Stopping in the store was a horrible choice. It was the middle of the afternoon and people in Pelican Bay were awake and walking the streets. I needed to work harder to make sure I wasn’t seen by anyone. I’d avoided Pelican Bay like the plague for years and wasn’t overly happy to be back now.

Only my older brother and an unplanned two-week elopement brought me back to town. They were off living it up in the tropical islands of the Bahamas and I’d be here shoveling their cat’s poop from the litter box. My brand-new sister-in-law hated the thought of Whiskers being left alone.

Apparently, she considered me acceptable company.

In the last moments of my call with Mandy, I’d lost track of where the person who come into the store stopped. The antique shop wasn’t overly large. If I stood on my tiptoes and tried to look over the shelves, I’d give my location away. I wasn’t willing to risk it, so instead I backed up slowly, scanning the aisles and trying to make my way to the front door.

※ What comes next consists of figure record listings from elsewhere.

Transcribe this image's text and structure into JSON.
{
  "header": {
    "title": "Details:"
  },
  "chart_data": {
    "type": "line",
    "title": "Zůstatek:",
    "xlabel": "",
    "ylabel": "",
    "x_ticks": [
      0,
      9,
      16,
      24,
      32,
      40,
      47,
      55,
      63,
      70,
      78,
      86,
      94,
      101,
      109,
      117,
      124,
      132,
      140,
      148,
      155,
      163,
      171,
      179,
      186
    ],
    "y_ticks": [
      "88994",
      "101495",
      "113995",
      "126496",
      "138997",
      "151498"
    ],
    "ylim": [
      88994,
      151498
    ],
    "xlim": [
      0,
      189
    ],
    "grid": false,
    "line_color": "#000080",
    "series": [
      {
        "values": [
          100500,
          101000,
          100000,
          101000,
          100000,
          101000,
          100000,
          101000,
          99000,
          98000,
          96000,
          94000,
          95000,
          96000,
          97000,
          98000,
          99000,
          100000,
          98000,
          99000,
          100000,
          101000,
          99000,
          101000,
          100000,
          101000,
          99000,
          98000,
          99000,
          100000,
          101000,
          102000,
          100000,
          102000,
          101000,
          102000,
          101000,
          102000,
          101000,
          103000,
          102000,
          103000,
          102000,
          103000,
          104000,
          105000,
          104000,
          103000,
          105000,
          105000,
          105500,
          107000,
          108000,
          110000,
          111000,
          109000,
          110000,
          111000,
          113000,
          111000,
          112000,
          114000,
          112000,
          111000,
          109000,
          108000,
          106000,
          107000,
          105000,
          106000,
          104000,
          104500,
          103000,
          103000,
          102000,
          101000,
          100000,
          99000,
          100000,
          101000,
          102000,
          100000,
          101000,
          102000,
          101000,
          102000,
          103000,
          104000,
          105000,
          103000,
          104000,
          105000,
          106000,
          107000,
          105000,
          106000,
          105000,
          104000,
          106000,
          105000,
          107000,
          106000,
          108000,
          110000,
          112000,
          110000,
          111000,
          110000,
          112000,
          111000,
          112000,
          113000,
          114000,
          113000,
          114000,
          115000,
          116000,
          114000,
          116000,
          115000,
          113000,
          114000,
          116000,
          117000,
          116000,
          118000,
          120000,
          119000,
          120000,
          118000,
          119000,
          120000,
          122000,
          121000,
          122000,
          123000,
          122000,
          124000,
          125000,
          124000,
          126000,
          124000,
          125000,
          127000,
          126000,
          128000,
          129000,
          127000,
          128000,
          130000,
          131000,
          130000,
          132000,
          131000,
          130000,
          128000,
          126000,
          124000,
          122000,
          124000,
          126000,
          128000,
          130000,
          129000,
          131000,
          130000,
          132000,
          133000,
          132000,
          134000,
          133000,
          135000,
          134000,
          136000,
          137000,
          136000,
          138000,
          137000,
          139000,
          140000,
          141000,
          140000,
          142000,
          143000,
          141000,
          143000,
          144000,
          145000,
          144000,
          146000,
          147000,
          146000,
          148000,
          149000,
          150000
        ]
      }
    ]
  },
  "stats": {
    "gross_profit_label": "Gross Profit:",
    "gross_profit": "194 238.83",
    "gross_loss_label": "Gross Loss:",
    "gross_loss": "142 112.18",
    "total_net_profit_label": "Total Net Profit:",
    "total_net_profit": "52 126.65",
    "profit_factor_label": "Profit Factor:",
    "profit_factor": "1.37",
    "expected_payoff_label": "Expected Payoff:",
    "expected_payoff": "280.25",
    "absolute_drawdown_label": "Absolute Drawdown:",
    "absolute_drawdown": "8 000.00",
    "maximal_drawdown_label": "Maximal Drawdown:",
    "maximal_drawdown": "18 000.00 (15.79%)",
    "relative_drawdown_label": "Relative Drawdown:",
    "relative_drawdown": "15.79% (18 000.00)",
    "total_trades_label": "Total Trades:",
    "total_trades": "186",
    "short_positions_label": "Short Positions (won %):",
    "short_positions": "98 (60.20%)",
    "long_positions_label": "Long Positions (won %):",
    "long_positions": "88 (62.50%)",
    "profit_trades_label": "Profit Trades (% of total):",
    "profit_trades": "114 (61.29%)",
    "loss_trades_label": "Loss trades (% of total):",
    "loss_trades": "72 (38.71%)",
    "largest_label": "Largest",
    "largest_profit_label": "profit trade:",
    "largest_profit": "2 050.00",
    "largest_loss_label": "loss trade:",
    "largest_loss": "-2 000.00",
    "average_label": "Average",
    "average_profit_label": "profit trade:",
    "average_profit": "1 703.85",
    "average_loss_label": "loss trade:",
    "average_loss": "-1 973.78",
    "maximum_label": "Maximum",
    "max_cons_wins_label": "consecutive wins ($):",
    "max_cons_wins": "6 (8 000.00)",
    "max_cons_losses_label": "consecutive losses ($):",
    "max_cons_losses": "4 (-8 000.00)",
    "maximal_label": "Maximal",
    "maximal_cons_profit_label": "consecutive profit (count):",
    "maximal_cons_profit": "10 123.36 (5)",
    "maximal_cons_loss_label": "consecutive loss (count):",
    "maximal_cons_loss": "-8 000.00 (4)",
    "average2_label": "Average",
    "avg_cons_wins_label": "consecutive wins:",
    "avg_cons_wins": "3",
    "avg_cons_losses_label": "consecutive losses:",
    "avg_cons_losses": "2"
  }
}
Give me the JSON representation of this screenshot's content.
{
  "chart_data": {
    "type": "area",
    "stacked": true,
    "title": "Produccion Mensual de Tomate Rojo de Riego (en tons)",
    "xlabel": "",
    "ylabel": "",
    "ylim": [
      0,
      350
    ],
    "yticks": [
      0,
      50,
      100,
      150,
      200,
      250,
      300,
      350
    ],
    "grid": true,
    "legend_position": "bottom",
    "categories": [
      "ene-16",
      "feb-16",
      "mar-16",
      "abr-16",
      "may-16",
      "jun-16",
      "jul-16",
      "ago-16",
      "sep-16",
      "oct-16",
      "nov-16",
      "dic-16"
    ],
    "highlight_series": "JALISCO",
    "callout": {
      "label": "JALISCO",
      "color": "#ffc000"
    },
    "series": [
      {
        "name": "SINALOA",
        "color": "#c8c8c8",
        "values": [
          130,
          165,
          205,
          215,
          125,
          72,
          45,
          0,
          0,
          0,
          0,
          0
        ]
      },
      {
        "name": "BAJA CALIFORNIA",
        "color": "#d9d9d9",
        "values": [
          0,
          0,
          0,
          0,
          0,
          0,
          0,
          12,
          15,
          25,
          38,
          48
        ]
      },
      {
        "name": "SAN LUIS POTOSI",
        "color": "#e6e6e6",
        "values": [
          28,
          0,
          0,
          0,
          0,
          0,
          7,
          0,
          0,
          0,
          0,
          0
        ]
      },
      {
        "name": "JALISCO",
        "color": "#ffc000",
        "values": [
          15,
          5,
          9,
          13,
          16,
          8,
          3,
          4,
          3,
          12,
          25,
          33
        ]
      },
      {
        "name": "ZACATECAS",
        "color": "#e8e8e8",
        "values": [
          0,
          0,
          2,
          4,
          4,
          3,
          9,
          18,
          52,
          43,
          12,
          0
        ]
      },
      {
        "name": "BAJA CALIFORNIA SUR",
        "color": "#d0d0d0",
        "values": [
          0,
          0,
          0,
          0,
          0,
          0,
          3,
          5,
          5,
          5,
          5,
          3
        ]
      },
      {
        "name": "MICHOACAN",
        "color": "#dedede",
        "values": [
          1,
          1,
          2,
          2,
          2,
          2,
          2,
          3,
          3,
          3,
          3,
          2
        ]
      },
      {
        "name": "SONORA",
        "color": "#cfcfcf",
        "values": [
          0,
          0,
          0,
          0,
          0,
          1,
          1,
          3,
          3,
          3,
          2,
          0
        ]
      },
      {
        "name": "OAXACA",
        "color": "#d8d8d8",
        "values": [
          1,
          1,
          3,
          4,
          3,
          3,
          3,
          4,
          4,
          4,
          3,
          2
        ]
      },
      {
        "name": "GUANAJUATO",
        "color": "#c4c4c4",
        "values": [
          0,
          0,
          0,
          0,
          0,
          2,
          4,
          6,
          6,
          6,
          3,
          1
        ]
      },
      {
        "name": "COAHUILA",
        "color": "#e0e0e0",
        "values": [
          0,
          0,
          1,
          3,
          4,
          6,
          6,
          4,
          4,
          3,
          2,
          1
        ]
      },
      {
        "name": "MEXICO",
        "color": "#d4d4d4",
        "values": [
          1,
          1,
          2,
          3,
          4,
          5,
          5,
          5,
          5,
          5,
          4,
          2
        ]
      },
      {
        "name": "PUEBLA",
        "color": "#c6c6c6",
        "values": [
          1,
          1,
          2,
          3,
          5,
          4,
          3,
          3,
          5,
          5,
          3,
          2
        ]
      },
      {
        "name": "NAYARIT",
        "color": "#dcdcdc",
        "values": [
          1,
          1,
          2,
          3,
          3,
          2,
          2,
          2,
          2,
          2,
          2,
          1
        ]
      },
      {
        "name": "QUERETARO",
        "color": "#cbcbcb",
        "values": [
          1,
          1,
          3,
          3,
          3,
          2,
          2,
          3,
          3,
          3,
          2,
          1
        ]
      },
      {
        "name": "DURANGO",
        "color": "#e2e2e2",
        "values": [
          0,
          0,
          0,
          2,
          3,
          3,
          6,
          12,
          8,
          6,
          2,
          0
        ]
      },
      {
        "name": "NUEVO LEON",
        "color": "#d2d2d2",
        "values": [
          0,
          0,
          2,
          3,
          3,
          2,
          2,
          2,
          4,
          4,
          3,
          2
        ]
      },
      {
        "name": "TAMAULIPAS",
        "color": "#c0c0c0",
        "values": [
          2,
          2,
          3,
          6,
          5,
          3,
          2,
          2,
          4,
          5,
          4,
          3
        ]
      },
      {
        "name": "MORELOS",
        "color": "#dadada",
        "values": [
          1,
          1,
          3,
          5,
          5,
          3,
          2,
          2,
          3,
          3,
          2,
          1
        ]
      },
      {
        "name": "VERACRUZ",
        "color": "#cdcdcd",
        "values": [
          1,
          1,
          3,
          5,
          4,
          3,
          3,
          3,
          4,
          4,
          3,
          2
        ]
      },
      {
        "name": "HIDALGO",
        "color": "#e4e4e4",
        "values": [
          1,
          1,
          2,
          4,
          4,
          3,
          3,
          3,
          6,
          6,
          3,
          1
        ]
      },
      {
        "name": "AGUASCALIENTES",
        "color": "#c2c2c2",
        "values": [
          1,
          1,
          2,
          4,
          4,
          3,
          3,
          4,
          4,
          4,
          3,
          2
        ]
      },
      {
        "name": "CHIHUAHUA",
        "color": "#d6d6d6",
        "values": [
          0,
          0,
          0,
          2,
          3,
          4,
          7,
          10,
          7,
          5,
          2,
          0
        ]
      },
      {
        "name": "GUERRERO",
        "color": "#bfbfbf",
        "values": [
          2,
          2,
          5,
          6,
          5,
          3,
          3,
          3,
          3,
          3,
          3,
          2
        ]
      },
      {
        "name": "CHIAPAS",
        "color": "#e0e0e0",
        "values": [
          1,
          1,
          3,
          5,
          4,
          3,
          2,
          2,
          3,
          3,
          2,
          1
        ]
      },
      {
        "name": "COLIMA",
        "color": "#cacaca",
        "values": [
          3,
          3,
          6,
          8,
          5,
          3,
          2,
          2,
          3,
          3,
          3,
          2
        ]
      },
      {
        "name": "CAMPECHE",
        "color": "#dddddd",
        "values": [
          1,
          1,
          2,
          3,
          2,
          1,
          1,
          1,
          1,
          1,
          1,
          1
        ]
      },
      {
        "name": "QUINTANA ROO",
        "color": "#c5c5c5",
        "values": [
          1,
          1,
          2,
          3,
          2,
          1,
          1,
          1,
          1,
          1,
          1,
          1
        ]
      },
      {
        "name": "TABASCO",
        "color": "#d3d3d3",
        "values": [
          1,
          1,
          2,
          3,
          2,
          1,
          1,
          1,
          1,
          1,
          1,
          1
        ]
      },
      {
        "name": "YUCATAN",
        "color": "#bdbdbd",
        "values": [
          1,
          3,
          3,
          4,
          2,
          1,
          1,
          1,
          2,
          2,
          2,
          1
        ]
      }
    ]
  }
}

“Cassandra Cable, is that you?” a familiar female voice asked behind me.

Oh no.

I hadn’t been back in years, but that voice was one I’d never forget.

I turned around slowly, my actions seeming as though seeing her face meant a slow death. In ways it did. I never cared to see lots of the people in Pelican Bay again, but of course, the person who found me would be the highest on my list of “must avoid.”

Deep breaths.

She wasn’t alone and my brain short circuited. I cut my gaze to the shorter of the two people, pretending only she existed.

“Katy Kadish?” I asked, plastering on my best fake smile. I didn’t have a problem with Katy, just the fact she was from this town and knew my name.

She smiled and stuck out her hip. “In the flesh.”

It took all my strength not to look up and stare at the man beside her. I didn’t need to see his face to recognize him. Riley Jefferson.

I’d been in town two hours and had now run into the one man I’d successfully avoided since I was eighteen years old.

Fuck. I smelled him from my position even though feet separated us. His spicy aftershave would always have a place in my heart. He was the same large, wonderful presence of the person I’d left. Rather than his signature smile, he had a questioning expression on his face as he tilted his head and stared at me.

“Cass,” he said, not doing as good a job ignoring me as I tried to ignore him.